IMPD officers learning to use overdose antidote
There's a new tool to help police fight the heroin epidemic sweeping central Indiana.
At the Indianapolis Metro Police west district Wednesday, police officers were training to use overdose kits with Narcan. It's a small, syringe-like applicator about the size of an ink pen.
It doesn't solve what many are calling a heroin epidemic, but it does reverse the effects of an overdose within minutes.
One hundred twenty-five southwest district officers will have the antidote, which they can carry in their trauma kits. At a training session Wednesday, within 30 minutes officers learned to recognize the signs of a heroin or opiate overdose and then how to administer the nasal mist.
The project is a collaboration between Indianapolis EMS and IMPD, and it saves critical minutes putting the medicine in the hands of officers who encounter drug users who overdose often well before an ambulance can arrive.
"We're in a problem," said Dr. Dan O'Donnell with Indianapolis EMS. "People are dying and they're doing it in record numbers. So we have to do something."
More than 100 people died in Indianapolis last year from heroin-related overdoses - almost as high as the murder rate. The use of Narcan is up 50 percent over last year, being used twice a day in ambulances.
"Even if that doesn't make them stop right then and there, at least they have the chance to stop," said Bridget Fitzgerald, a former heroin addict.
Fitzgerald spoke from experience. She now teaches at Wheeler Mission's Center for Women and Children.
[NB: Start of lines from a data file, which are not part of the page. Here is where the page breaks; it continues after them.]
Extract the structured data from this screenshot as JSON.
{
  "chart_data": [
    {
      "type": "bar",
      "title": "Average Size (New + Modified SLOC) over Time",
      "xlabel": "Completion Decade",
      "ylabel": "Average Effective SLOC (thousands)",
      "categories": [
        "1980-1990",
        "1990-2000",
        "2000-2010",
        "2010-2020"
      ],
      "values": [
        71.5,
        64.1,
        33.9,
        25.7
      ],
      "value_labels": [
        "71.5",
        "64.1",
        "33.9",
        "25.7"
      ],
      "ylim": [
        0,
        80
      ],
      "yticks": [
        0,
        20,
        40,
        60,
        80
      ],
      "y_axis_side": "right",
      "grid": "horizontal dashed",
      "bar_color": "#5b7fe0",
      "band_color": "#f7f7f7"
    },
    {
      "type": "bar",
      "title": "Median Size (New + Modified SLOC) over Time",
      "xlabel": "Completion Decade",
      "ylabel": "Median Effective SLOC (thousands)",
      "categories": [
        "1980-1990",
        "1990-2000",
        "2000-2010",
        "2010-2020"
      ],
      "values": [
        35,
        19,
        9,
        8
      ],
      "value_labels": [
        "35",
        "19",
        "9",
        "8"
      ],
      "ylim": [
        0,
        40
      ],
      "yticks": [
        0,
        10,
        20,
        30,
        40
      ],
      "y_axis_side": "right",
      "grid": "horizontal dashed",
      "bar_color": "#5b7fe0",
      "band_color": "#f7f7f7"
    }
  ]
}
As a former addict, she was once given Narcan at the hospital after an overdose.
"It didn't get me to stop using, but it saved my life so that eventually I could stop using and live a productive life and serve other people."
Now, Metro Police will have the opportunity to save others.
"When we came on, we all took an oath to 'protect and serve'," said Ofc. Angelina Poe. "And that's just another way we can help someone through drug addiction and seek help."
Each dose costs about $17 but doctors said it could save tens of thousands of dollars in emergency room costs. It has practically no negative side effects and can save lives.
Right now, this is a pilot program but if it's successful it could be used by the entire department.